Week 3

The mealplans cover groceries and dinner recipes for four days, always for two people. Except on Mondays, when I cook for 3 small children and three adults.

What we ate:

Monday: Pork chops with a combination of carrots and broccoli, and blue cheese cream sauce for the adults.

Tuesday: Grass fed steak with garlic butter and a side of white cabbage, carrots and raisins slaw.

Wednesday: Chicons gratin (or Belgian endives with cheese and ham, browned under the grill).

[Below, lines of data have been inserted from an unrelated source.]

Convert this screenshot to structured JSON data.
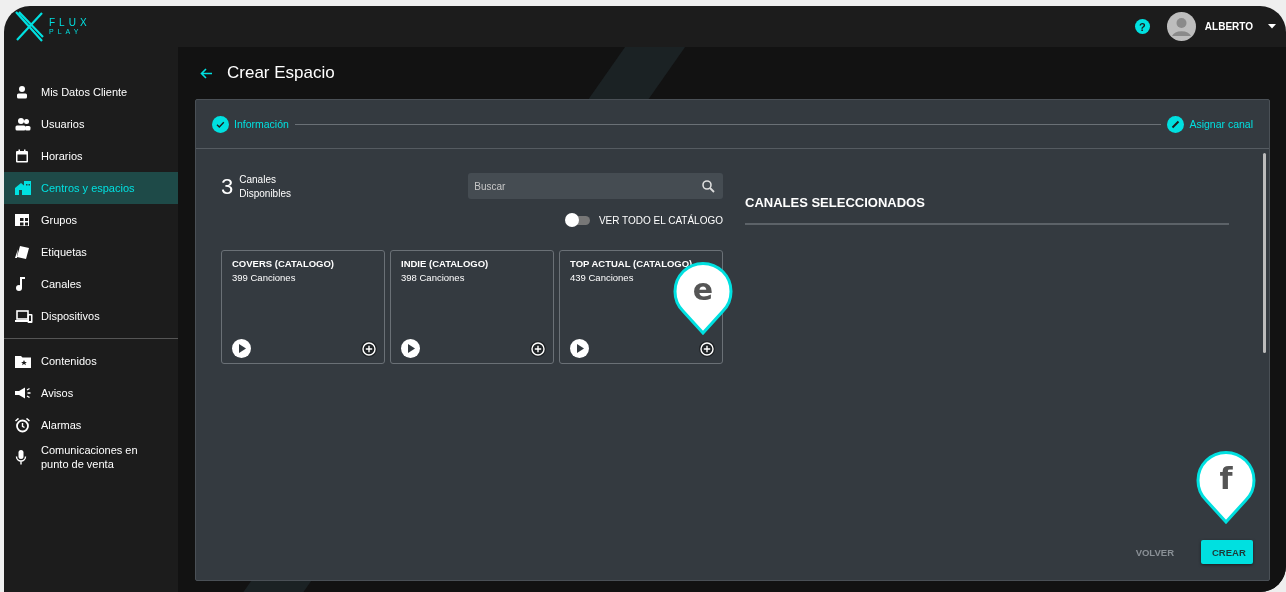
{
  "logo": {
    "name": "FLUX",
    "sub": "PLAY"
  },
  "header": {
    "help": "?",
    "user": "ALBERTO"
  },
  "sidebar": {
    "sections": [
      [
        {
          "label": "Mis Datos Cliente",
          "selected": false
        },
        {
          "label": "Usuarios",
          "selected": false
        },
        {
          "label": "Horarios",
          "selected": false
        },
        {
          "label": "Centros y espacios",
          "selected": true
        },
        {
          "label": "Grupos",
          "selected": false
        },
        {
          "label": "Etiquetas",
          "selected": false
        },
        {
          "label": "Canales",
          "selected": false
        },
        {
          "label": "Dispositivos",
          "selected": false
        }
      ],
      [
        {
          "label": "Contenidos",
          "selected": false
        },
        {
          "label": "Avisos",
          "selected": false
        },
        {
          "label": "Alarmas",
          "selected": false
        },
        {
          "label": "Comunicaciones en punto de venta",
          "selected": false
        }
      ]
    ]
  },
  "page": {
    "title": "Crear Espacio"
  },
  "stepper": [
    {
      "label": "Información",
      "completed": true
    },
    {
      "label": "Asignar canal",
      "completed": false
    }
  ],
  "available": {
    "count": "3",
    "label": "Canales Disponibles"
  },
  "search": {
    "placeholder": "Buscar"
  },
  "catalog_toggle": {
    "label": "VER TODO EL CATÁLOGO",
    "on": false
  },
  "channels": [
    {
      "title": "COVERS (CATALOGO)",
      "songs": "399 Canciones"
    },
    {
      "title": "INDIE (CATALOGO)",
      "songs": "398 Canciones"
    },
    {
      "title": "TOP ACTUAL (CATALOGO)",
      "songs": "439 Canciones"
    }
  ],
  "selected_panel": {
    "title": "CANALES SELECCIONADOS"
  },
  "buttons": [
    {
      "label": "VOLVER",
      "kind": "text"
    },
    {
      "label": "CREAR",
      "kind": "primary"
    }
  ],
  "callouts": [
    {
      "label": "e"
    },
    {
      "label": "f"
    }
  ]
}
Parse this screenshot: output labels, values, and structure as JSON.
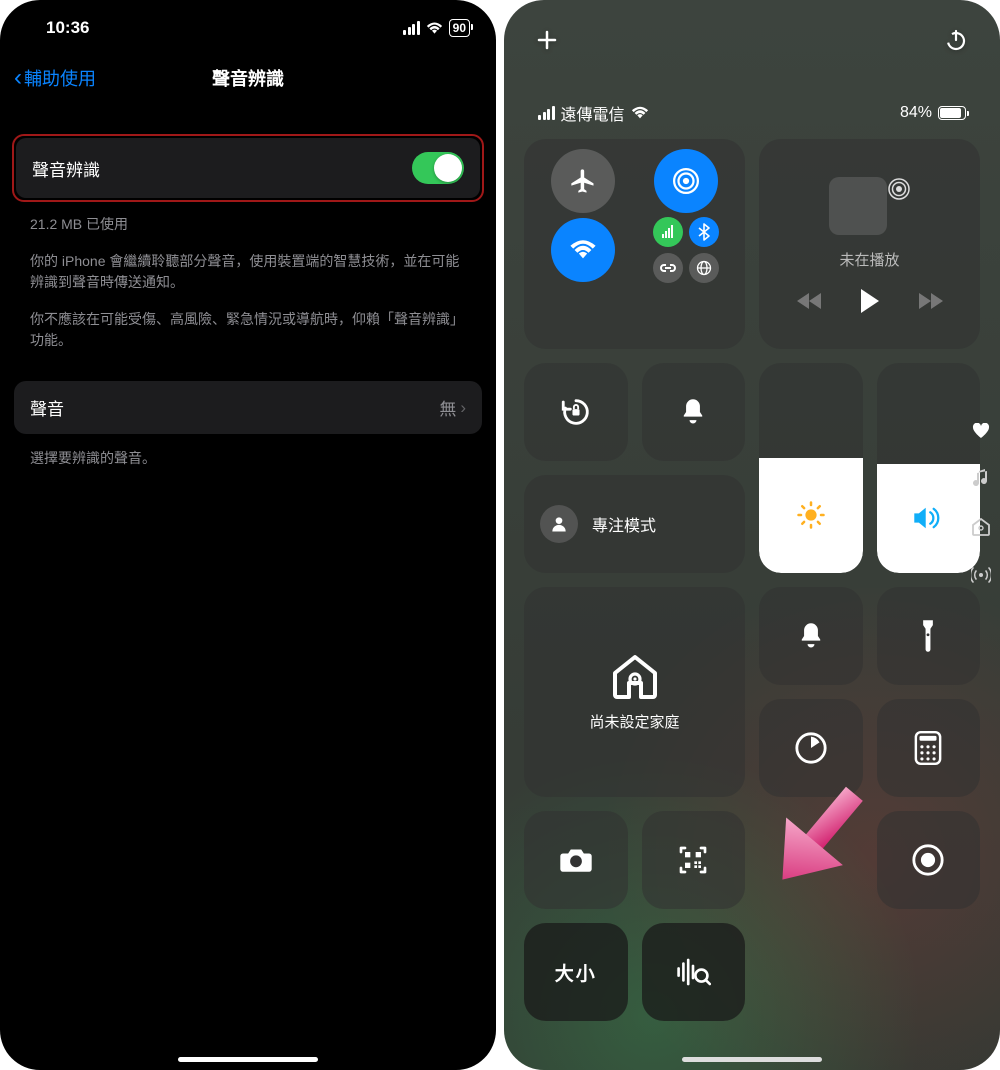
{
  "left": {
    "time": "10:36",
    "battery": "90",
    "back_label": "輔助使用",
    "title": "聲音辨識",
    "toggle_label": "聲音辨識",
    "storage_note": "21.2 MB 已使用",
    "description1": "你的 iPhone 會繼續聆聽部分聲音，使用裝置端的智慧技術，並在可能辨識到聲音時傳送通知。",
    "description2": "你不應該在可能受傷、高風險、緊急情況或導航時，仰賴「聲音辨識」功能。",
    "sounds_label": "聲音",
    "sounds_value": "無",
    "choose_note": "選擇要辨識的聲音。"
  },
  "right": {
    "carrier": "遠傳電信",
    "battery_pct": "84%",
    "now_playing": "未在播放",
    "focus_label": "專注模式",
    "home_label": "尚未設定家庭",
    "text_size_label": "大小"
  }
}
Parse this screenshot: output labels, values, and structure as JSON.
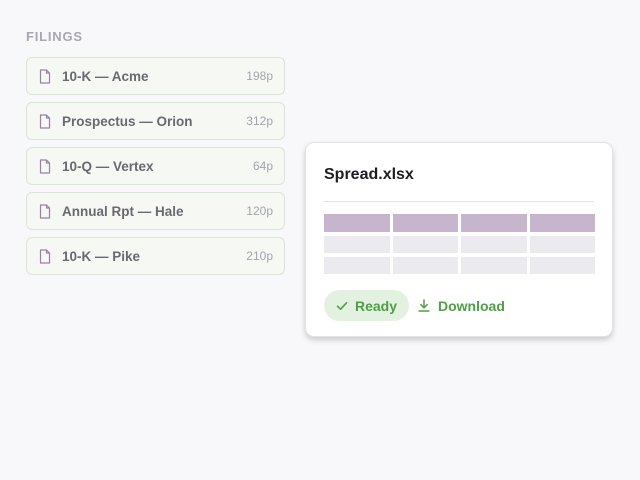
{
  "filings_panel": {
    "title": "FILINGS",
    "items": [
      {
        "name": "10-K — Acme",
        "pages": "198p",
        "icon": "document-icon"
      },
      {
        "name": "Prospectus — Orion",
        "pages": "312p",
        "icon": "document-icon"
      },
      {
        "name": "10-Q — Vertex",
        "pages": "64p",
        "icon": "document-icon"
      },
      {
        "name": "Annual Rpt — Hale",
        "pages": "120p",
        "icon": "document-icon"
      },
      {
        "name": "10-K — Pike",
        "pages": "210p",
        "icon": "document-icon"
      }
    ]
  },
  "preview": {
    "file_name": "Spread.xlsx",
    "sheet_thumbnail": {
      "columns": 4,
      "rows": 3,
      "header_rows": 1
    },
    "status": {
      "label": "Ready",
      "icon": "check-icon"
    },
    "download": {
      "label": "Download",
      "icon": "download-icon"
    }
  },
  "colors": {
    "accent_green": "#4ca043",
    "badge_background": "#e3f2e0",
    "sheet_header": "#c5b6cd",
    "file_icon": "#9a7fa6"
  }
}
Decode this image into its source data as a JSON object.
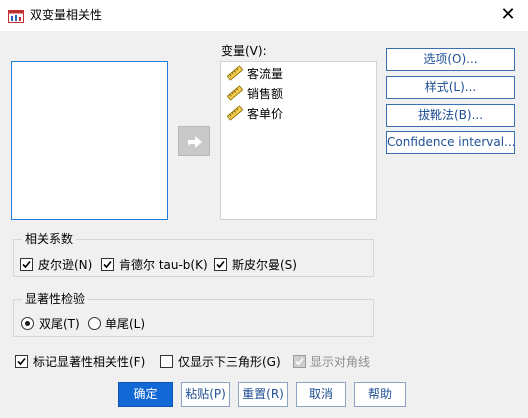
{
  "window": {
    "title": "双变量相关性",
    "close_glyph": "✕"
  },
  "variables": {
    "label": "变量(V):",
    "items": [
      {
        "name": "客流量",
        "icon": "scale-ruler-icon"
      },
      {
        "name": "销售额",
        "icon": "scale-ruler-icon"
      },
      {
        "name": "客单价",
        "icon": "scale-ruler-icon"
      }
    ]
  },
  "move_button": {
    "icon": "arrow-right-icon"
  },
  "side_buttons": {
    "options": "选项(O)...",
    "style": "样式(L)...",
    "bootstrap": "拔靴法(B)...",
    "confidence": "Confidence interval..."
  },
  "correlation": {
    "title": "相关系数",
    "pearson": {
      "label": "皮尔逊(N)",
      "checked": true
    },
    "kendall": {
      "label": "肯德尔 tau-b(K)",
      "checked": true
    },
    "spearman": {
      "label": "斯皮尔曼(S)",
      "checked": true
    }
  },
  "significance": {
    "title": "显著性检验",
    "two_tailed": {
      "label": "双尾(T)",
      "selected": true
    },
    "one_tailed": {
      "label": "单尾(L)",
      "selected": false
    }
  },
  "options_row": {
    "flag_significant": {
      "label": "标记显著性相关性(F)",
      "checked": true
    },
    "lower_triangle": {
      "label": "仅显示下三角形(G)",
      "checked": false
    },
    "show_diagonal": {
      "label": "显示对角线",
      "checked": true,
      "disabled": true
    }
  },
  "bottom_buttons": {
    "ok": "确定",
    "paste": "粘贴(P)",
    "reset": "重置(R)",
    "cancel": "取消",
    "help": "帮助"
  },
  "colors": {
    "accent": "#1268d4",
    "link_text": "#1f4f94",
    "disabled_text": "#8e8e8e"
  }
}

Thursday, I’ll be meeting up with a business associate who is taking me out for dinner, which means the paleo bolognese I had planned will move over to Friday.

This is my shopping list to cover for these four dinners and more:

  • White cabbage (I still have some in the fridge from last week)
  • Carrots, 2 kilo
  • Raisins
  • Broccoli, 2 heads
  • Zucchini, 3 medium ones
  • Endives, 4 of them
  • Mushrooms, half a kilo
  • Full fat cream
  • Gouda cheese, 4 slices
  • Shredded emmenthaler or gruyere cheese
  • Blue cheese
  • Steak, grass-fed, two of them
  • Quality ham, 4 slices
  • Pork chops, 1 kilo for 3 children and 3 adults
  • Minced beef and pork for the bolognese, I will pick up after work on Friday
  • Red wine
  • I also bought herring, apples, yellow peppers and red beets as a start for this week’s lunches. My better half asked me to provide boxed lunches to take with him to work, and I promised that I would see what I can do….

From the pantry:

Olive oil, parsley, butter, garlic, ground sea salt and ground black pepper.